Anti-American Aspen Institute launches ‘Pluribus Project’ to impact 2016 election

The George Soros funded Aspen Institute has announced the launch of the Pluribus Project, a “non-partisan initiative dedicated to building the political power of the many.” The Aspen Institute press release states it has a “portfolio of Political Game Changers” and has launched a campaign on Indiegogo to raise additional funds for that portfolio.  The portfolio includes political campaigners, entrepreneurs and researchers from across the ideological spectrum who are each developing new ways of making our political campaigns more responsive to broad public interests.”

The campaign launched on April 5th and will last for 32 days.

Discover the Networks has an extensive dossier on the Aspen Institute (AI) here and here. According to Discover the Networks the Aspen Institute:

Though headquartered in the U.S., the Aspen Institute also has seven branches overseas — in Spain, France, Germany, Italy, India, Japan, and Romania.

During his opening remarks at an Aspen Institute event in March 2011, Eboo Patel, the founder of a national movement promoting interfaith religious cooperation and one of President Barack Obama‘s advisers on faith, derided George Washington as a slaveowner; identified slaves and their descendants as the people who, because they “responded to America’s original sin with a magnanimous blessing,” were “most responsible for the continuity of the American project”; lamented Americans’ resistance to Imam Feisal Abdul Rauf‘s efforts to construct an Islamic Center near Ground Zero in Manhattan; and asserted that “the six fundamentals of Shariah” are “remarkably” similar to “the privileges enumerated in America’s Founding Documents.”

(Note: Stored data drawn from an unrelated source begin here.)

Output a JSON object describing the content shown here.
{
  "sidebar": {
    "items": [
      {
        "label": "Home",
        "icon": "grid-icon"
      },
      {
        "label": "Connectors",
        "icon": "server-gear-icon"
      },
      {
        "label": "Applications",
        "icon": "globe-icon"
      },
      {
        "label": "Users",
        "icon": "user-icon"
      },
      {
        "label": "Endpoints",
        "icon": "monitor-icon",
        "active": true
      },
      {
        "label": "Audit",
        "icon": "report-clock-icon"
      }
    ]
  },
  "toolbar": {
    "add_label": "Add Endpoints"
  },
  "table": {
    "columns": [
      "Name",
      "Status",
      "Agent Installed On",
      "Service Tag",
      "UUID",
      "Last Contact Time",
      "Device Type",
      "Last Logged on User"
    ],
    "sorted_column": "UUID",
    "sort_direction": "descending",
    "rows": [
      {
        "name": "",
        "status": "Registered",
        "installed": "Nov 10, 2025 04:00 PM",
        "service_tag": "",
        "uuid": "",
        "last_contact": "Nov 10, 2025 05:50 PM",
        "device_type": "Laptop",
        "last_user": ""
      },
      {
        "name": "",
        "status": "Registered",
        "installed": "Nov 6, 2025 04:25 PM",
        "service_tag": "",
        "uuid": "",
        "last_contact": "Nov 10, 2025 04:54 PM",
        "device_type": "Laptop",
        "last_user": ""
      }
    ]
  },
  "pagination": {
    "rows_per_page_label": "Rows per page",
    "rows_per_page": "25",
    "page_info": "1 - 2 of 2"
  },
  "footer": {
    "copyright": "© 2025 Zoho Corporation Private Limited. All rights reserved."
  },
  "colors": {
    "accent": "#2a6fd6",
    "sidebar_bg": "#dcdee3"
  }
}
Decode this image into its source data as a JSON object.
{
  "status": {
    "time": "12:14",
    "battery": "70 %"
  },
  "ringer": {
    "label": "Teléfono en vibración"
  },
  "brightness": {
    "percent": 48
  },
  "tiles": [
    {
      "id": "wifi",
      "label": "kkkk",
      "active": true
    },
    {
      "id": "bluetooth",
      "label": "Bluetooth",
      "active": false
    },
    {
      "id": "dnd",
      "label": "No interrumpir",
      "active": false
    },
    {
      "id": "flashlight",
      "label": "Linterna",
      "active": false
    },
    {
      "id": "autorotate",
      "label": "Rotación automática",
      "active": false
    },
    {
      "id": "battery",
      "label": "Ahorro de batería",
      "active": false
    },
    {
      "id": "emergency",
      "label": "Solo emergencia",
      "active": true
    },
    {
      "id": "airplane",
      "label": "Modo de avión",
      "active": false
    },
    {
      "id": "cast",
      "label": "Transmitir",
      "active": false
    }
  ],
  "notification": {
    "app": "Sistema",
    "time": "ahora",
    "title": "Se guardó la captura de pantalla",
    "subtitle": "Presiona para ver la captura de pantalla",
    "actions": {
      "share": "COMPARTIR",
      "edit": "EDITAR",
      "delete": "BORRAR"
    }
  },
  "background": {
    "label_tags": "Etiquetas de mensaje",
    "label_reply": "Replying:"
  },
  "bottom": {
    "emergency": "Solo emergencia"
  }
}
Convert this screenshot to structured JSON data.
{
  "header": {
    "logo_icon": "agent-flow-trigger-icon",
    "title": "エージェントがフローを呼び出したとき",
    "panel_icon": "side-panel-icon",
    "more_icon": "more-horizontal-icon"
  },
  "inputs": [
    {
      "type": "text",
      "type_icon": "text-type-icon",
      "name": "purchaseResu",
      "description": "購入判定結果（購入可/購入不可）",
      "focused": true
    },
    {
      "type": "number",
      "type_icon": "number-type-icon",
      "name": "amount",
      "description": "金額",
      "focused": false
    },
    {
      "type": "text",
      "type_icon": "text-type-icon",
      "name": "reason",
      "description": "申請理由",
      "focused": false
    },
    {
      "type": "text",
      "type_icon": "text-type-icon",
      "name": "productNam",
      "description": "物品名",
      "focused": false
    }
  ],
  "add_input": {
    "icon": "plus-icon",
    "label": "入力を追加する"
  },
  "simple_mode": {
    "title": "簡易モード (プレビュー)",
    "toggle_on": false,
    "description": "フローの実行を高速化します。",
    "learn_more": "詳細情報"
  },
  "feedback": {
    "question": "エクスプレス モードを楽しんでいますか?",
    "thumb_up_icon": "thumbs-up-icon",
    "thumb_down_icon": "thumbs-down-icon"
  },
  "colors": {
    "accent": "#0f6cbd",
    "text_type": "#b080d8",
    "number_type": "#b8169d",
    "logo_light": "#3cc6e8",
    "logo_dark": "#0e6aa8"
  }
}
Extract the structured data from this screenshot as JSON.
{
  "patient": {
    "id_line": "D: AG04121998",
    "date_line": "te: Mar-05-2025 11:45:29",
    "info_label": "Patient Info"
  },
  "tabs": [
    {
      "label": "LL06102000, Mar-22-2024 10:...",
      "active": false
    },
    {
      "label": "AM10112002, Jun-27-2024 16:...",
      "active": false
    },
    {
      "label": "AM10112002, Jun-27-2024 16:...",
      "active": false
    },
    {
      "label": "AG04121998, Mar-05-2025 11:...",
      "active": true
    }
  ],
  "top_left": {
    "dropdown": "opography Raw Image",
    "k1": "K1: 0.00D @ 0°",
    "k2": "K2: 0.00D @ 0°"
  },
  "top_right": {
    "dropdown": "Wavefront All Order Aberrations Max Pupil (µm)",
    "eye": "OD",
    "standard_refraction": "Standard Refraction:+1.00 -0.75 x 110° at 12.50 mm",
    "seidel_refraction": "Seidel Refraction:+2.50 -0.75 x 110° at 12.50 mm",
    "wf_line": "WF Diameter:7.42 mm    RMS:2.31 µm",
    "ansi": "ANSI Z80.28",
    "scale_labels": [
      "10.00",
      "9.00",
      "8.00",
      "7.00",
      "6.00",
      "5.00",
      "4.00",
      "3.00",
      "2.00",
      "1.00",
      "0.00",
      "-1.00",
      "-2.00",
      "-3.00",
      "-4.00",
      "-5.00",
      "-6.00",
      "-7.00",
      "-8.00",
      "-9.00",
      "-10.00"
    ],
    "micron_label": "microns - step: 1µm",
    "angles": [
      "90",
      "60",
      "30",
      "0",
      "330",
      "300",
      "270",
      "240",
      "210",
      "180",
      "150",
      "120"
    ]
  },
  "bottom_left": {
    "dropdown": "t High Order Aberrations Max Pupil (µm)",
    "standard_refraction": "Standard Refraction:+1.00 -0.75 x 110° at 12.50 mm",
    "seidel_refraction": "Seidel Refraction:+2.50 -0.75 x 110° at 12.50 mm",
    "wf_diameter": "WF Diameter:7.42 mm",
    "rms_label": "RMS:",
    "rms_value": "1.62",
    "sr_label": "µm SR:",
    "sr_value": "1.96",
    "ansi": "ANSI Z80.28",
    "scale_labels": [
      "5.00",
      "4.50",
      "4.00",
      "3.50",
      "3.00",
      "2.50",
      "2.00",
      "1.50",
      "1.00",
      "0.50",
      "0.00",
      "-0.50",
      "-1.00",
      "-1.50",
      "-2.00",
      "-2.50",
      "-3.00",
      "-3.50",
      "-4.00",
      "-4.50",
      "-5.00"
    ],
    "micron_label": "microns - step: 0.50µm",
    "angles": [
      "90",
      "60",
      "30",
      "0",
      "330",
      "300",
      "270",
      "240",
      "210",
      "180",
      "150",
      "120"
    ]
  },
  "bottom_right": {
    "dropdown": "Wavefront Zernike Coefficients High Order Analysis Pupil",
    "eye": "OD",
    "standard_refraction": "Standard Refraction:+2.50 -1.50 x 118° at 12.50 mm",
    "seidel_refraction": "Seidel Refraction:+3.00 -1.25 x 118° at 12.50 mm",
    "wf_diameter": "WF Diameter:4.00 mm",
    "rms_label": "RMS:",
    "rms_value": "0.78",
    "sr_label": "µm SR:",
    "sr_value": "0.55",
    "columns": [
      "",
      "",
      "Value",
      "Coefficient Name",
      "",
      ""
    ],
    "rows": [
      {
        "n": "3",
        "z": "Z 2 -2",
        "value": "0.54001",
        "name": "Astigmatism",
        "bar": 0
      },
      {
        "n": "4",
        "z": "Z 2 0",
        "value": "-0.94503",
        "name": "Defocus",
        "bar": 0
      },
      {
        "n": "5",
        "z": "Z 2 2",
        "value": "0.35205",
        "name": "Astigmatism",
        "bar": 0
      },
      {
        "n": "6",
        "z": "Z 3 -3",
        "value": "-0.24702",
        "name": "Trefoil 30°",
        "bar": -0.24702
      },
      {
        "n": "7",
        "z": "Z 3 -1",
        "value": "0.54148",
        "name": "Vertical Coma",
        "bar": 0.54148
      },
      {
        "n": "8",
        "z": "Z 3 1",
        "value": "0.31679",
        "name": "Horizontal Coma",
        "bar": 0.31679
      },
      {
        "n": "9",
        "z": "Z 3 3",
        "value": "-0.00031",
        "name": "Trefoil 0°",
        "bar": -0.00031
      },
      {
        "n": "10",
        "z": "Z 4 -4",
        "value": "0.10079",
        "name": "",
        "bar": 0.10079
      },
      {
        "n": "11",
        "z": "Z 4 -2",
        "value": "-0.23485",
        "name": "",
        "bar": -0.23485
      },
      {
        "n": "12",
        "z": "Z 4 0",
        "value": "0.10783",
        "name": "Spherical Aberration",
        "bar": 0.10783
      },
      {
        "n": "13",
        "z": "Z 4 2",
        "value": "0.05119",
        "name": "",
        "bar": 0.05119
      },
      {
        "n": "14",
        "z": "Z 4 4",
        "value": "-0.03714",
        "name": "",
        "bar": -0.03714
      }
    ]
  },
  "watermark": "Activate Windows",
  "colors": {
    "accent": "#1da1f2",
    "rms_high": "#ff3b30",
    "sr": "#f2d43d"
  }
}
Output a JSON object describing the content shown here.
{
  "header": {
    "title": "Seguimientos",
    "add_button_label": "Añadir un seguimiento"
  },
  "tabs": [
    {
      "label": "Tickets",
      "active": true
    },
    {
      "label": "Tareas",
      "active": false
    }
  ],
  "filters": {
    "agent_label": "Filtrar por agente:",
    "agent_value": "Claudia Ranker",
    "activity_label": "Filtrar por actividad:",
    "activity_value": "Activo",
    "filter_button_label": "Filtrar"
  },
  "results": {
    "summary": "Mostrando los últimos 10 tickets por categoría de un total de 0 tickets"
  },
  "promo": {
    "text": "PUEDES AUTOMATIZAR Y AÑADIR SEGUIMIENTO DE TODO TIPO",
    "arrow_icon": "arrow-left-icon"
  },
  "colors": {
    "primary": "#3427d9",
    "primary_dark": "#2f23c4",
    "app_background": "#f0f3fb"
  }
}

Views the United States as a nation rife with deep-seated “structural racism”; warns that “the circumpolar Arctic region is experiencing significant ecological change due to global climate change” caused by human industrial activity; and receives financial support from George Soros’s Open Society Institute.

“Elected officials tend to heed who they need to win as candidates on election day.  That’s human nature, and today, winning means relying on moneyed-interests or the most passionate extremes of the electorate.  But what if we could change who they need?” said Pluribus executive director Lucas Welch. “We believe there is an opportunity to develop an alternative way of campaigning that relies on a broader cross-section of the electorate – what we call for short a ‘People Powered Playbook’ – that would make our political system much more responsive to broad public interests as opposed to big donors or the angriest and most intransigent among us.”

Welch was a fellow at Echoing Green. Echoing Green is dedicated to “driving social progress [collectivism] across the world.” According to his profile, Welch was “Foster[ing] cross-cultural understanding between the Western and Arab worlds by linking youth through social media technologies.”

The Pluribus Project is another way to lure the unsuspecting into donating in the belief the organization and its efforts are “non-partisan” when in fact they are anything but.

For example, Heather Smith, former President of Rock the Vote is a senior adviser to the Pluribus Project. According to Discover the Networks, Rock the Vote (RTV):

Works to register and mobilize voters aged 18-29 to support left-wing Democratic political candidates. It forms partnerships with music-industry and popular-culture icons who share the organization’s left-wing values, and who use their celebrity status to influence the opinions of young voters.

RTV was established in 1992 to “engage and build political power for young people in our country.” The organization’s target group is the 18-to-29-year-old age bracket, which, as of mid-2012, consisted of approximately 44 million people. Recognizing the potential influence of a demographic this large, RTV aims to “seiz[e] the power of the youth vote to create political and social change” of a left-wing nature. Toward that end, the organization has registered (as of 2012) more than 5 million voters under the age of 30.

It appears those running the Pluribus Project is simply another collectivist organization funded by the Aspen Institute with a soothing name.